One dollar and 99 cent signs line the street, here in Spanish Harlem

Beneficiaries of the crisis

However, every dollar chain is different. While Dollar Tree mostly sells odds and ends for a dollar or less, Family Dollar sells food, hygiene items, and even over-the-counter medicines. Most of the products at Family Dollar cost more than a dollar. In the end, the "dollar" in the name stands for a super cheap concept, not the actual price. "You get everything. The prices are great, hard to beat," says Bronx resident Rosario, "and you can pay with food vouchers." According to business information, a large part of the customer base receives social benefits.

One dollar stores profit from crises; economic bottlenecks create potential customers for the cheap chains. "During the great recession (post-2007/2008 financial crisis, ed.) When all other stocks plummeted, the stocks in the one-dollar stores soared because Americans had to buy there. And that was great for investors, "says Louis Hyman.

The stock markets have since recovered and the net income of US households is as high as it was before the crisis. The proverbial top one percent of the country and the upper and upper middle classes of the country, the shareholders and homeowners, have benefited from this. The poor in the country saw little of this: wages in the country are stagnating, social benefits have been cut; both factors are particularly important for low-income households.
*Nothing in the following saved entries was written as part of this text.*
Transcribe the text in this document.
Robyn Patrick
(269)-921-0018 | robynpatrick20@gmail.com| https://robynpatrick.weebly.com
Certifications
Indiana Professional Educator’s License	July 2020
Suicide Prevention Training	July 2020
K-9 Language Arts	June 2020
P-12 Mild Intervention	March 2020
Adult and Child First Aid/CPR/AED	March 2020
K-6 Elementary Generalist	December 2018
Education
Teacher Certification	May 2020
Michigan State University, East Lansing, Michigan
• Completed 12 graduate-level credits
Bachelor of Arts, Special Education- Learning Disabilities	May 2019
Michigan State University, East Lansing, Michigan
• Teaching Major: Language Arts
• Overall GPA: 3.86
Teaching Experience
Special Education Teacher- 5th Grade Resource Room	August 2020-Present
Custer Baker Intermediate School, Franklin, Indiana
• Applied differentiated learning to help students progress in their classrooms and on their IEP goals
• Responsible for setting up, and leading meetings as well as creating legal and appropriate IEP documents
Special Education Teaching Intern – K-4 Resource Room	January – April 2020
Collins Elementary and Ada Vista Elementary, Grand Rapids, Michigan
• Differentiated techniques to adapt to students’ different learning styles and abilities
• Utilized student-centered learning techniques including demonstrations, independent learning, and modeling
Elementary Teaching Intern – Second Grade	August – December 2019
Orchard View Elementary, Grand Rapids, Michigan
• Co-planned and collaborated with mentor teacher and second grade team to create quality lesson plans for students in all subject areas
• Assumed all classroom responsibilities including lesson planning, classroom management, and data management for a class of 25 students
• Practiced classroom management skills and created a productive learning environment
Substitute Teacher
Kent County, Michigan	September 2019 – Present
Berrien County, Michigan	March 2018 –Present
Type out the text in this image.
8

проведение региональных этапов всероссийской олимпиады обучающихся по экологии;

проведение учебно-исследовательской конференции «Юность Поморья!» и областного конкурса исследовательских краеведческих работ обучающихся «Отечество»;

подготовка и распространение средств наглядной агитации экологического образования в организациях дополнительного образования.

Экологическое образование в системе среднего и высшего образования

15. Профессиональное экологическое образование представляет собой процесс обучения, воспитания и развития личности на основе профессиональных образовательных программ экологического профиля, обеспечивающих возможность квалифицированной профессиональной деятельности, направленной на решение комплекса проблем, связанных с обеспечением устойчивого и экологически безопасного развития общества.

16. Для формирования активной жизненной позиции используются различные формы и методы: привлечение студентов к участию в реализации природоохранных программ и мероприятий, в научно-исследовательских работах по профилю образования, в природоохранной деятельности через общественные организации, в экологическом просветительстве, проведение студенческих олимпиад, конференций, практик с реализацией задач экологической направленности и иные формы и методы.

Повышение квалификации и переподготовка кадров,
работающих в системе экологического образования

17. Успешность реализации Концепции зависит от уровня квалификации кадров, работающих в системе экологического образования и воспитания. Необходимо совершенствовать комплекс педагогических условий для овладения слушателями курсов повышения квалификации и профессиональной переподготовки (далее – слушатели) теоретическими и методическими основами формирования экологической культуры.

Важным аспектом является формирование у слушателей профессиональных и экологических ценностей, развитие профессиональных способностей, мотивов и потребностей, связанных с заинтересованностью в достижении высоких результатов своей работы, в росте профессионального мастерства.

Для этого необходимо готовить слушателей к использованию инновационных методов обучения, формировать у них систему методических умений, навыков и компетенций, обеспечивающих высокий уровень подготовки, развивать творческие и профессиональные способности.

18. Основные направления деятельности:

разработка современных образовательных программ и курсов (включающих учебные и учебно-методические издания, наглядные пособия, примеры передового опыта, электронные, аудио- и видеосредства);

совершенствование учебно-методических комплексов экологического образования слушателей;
Family Dollar branch in the South Bronx

Less profit

While Family Dollar is still profitable, profits have fallen to levels that are no longer in line with Wall Street's profit targets. "The company has $ 10 billion a year in sales, but profit margins are much lower than those of Dollar Tree or Dollar General," says economic historian Hyman. The plan of the two bidders is now to couple the high income from Family Dollar with their own high profit rates.

Having access to cheap supermarkets is important for residents of low-income neighborhoods like the South Bronx. "If they win, Dollar Tree or Dollar General will close many Family Dollar branches," Hyman believes. "This is the new inequality in the US. Hedge funds make money by closing one-dollar stores."
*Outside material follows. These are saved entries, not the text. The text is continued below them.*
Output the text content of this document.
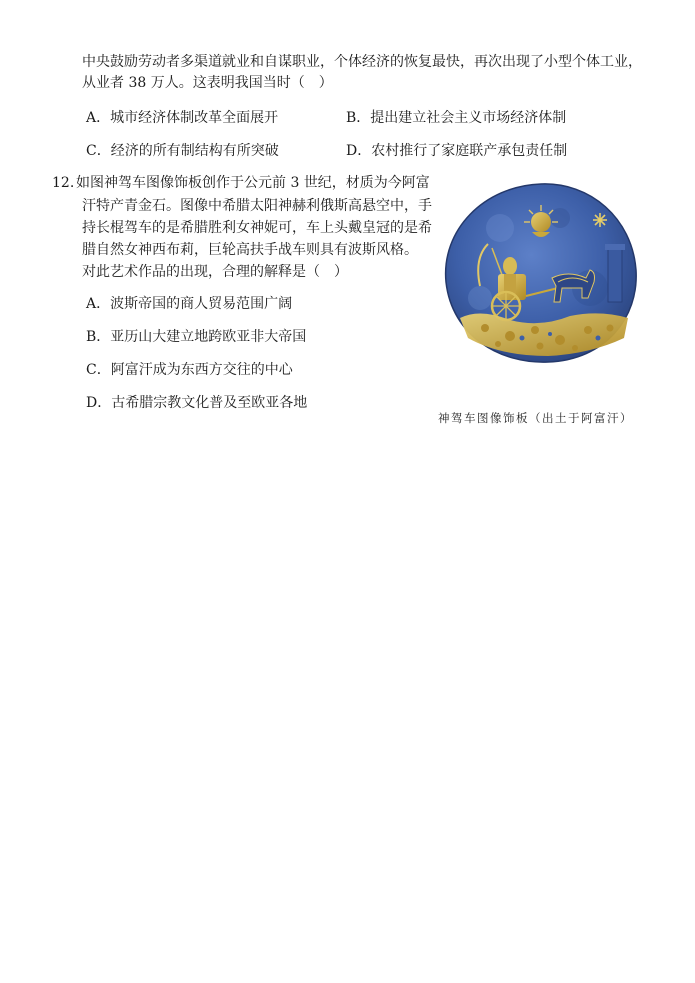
中央鼓励劳动者多渠道就业和自谋职业，个体经济的恢复最快，再次出现了小型个体工业，
从业者 38 万人。这表明我国当时（　）
A．城市经济体制改革全面展开	B．提出建立社会主义市场经济体制
C．经济的所有制结构有所突破	D．农村推行了家庭联产承包责任制
12. 如图神驾车图像饰板创作于公元前 3 世纪，材质为今阿富
汗特产青金石。图像中希腊太阳神赫利俄斯高悬空中，手
持长棍驾车的是希腊胜利女神妮可，车上头戴皇冠的是希
腊自然女神西布莉，巨轮高扶手战车则具有波斯风格。
对此艺术作品的出现，合理的解释是（　）
A．波斯帝国的商人贸易范围广阔
B．亚历山大建立地跨欧亚非大帝国
C．阿富汗成为东西方交往的中心
D．古希腊宗教文化普及至欧亚各地
神驾车图像饰板（出土于阿富汗）
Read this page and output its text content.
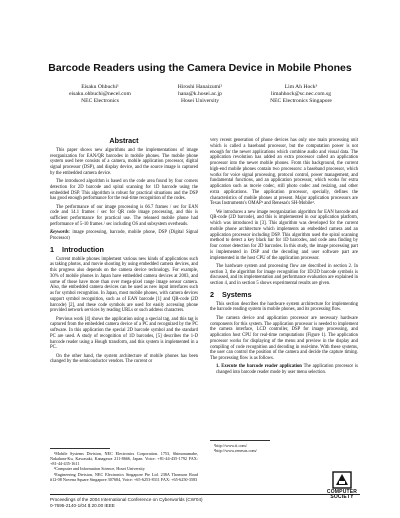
Barcode Readers using the Camera Device in Mobile Phones
Eisaku Ohbuchi¹
eisaku.ohbuchi@necel.com
NEC Electronics
Hiroshi Hanaizumi²
hana@k.hosei.ac.jp
Hosei University
Lim Ah Hock³
limahhock@sc.nec.com.sg
NEC Electronics Singapore
Abstract

This paper shows new algorithms and the implementations of image reorganization for EAN/QR barcodes in mobile phones. The mobile phone system used here consists of a camera, mobile application processor, digital signal processor (DSP), and display device, and the source image is captured by the embedded camera device.

The introduced algorithm is based on the code area found by four corners detection for 2D barcode and spiral scanning for 1D barcode using the embedded DSP. This algorithm is robust for practical situations and the DSP has good enough performance for the real-time recognition of the codes.

The performance of our image processing is 66.7 frames / sec for EAN code and 14.1 frames / sec for QR code image processing, and this is sufficient performance for practical use. The released mobile phone had performance of 5-10 frames / sec including OS and subsystem overheads.

Keywords: image processing, barcode, mobile phone, DSP (Digital Signal Processor)

1 Introduction

Current mobile phones implement various new kinds of applications such as taking photos, and movie shooting by using embedded camera devices, and this progress also depends on the camera device technology. For example, 30% of mobile phones in Japan have embedded camera devices at 2003, and some of those have more than over mega-pixel range image sensor camera. Also, the embedded camera devices can be used as new input interfaces such as for symbol recognition. In Japan, most mobile phones, with camera devices support symbol recognition, such as of EAN barcode [1] and QR-code (2D barcode) [2], and these code symbols are used for easily accessing phone provided network services by reading URLs or such address characters.

Previous work [4] shows the application using a special tag, and this tag is captured from the embedded camera device of a PC and recognized by the PC software. In this application the special 2D barcode symbol and the standard PC are used. A study of recognition of 1D barcodes, [5] describes the 1-D barcode reader using a Hough transform, and this system is implemented in a PC.

On the other hand, the system architecture of mobile phones has been changed by the semiconductor vendors. The current or

¹Mobile Systems Division, NEC Electronics Corporation. 1753, Shimonumabe, Nakahara-Ku, Kawasaki, Kanagawa 211-8666, Japan. Voice: +81-44-435-1792 FAX: +81-44-435-1611

²Computer and Information Science, Hosei University

³Engineering Division, NEC Electronics Singapore Pte Ltd. 238A Thomson Road #12-08 Novena Square Singapore 307684, Voice: +65-6253-8311 FAX: +65-6250-3583

very recent generation of phone devices has only one main processing unit which is called a baseband processor, but the computation power is not enough for the newer applications which combine audio and visual data. The application revolution has added an extra processor called an application processor into the newer mobile phones. From this background, the current high-end mobile phones contain two processors: a baseband processor, which works for voice signal processing, protocol control, power management, and fundamental functions, and an application processor, which works for extra application such as movie codec, still photo codec and resizing, and other extra applications. The application processor, specially, defines the characteristics of mobile phones at present. Major application processors are Texas Instruments's OMAP¹ and Renesas's SH-Mobile².

We introduces a new image reorganization algorithm for EAN barcode and QR-code (2D barcode), and this is implemented in our application platform, which was introduced in [3]. This algorithm was developed for the current mobile phone architecture which implements an embedded camera and an application processor including DSP. This algorithm used the spiral scanning method to detect a key black bar for 1D barcodes, and code area finding by four corner detection for 2D barcodes. In this study, the image processing part is implemented in DSP and the decoding and user software part are implemented in the host CPU of the application processor.

The hardware system and processing flow are described in section 2. In section 3, the algorithm for image recognition for 1D/2D barcode symbols is discussed, and its implementation and performance evaluation are explained in section 4, and in section 5 shows experimental results are given.

2 Systems

This section describes the hardware system architecture for implementing the barcode reading system in mobile phones, and its processing flow.

The camera device and application processor are necessary hardware components for this system. The application processor is needed to implement the camera interface, LCD controller, DSP for image processing, and application host CPU for real-time computations (Figure 1). The application processor works for displaying of the menu and preview in the display and compiling of code recognition and decoding in real-time. With these systems, the user can control the position of the camera and decide the capture timing. The processing flow is as follows.

1. Execute the barcode reader application The application processor is changed into barcode reader mode by user menu selection.

¹http://www.ti.com/

²http://www.renesas.com/

Proceedings of the 2004 International Conference on Cyberworlds (CW'04)
0-7695-2140-1/04 $ 20.00 IEEE
COMPUTER
SOCIETY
When Dollar Tree announced at the end of July that it wanted to buy Family Tree, it was said that they expected savings of around 300 million dollars (approx. 227 million euros) per year through so-called "synergy effects". This often means closing branches in less profitable locations; especially food, which is mainly sold in poor neighborhoods, has a low profit margin. On the same day that the purchase offer became public, Family Dollar's shares rose around 25 percent.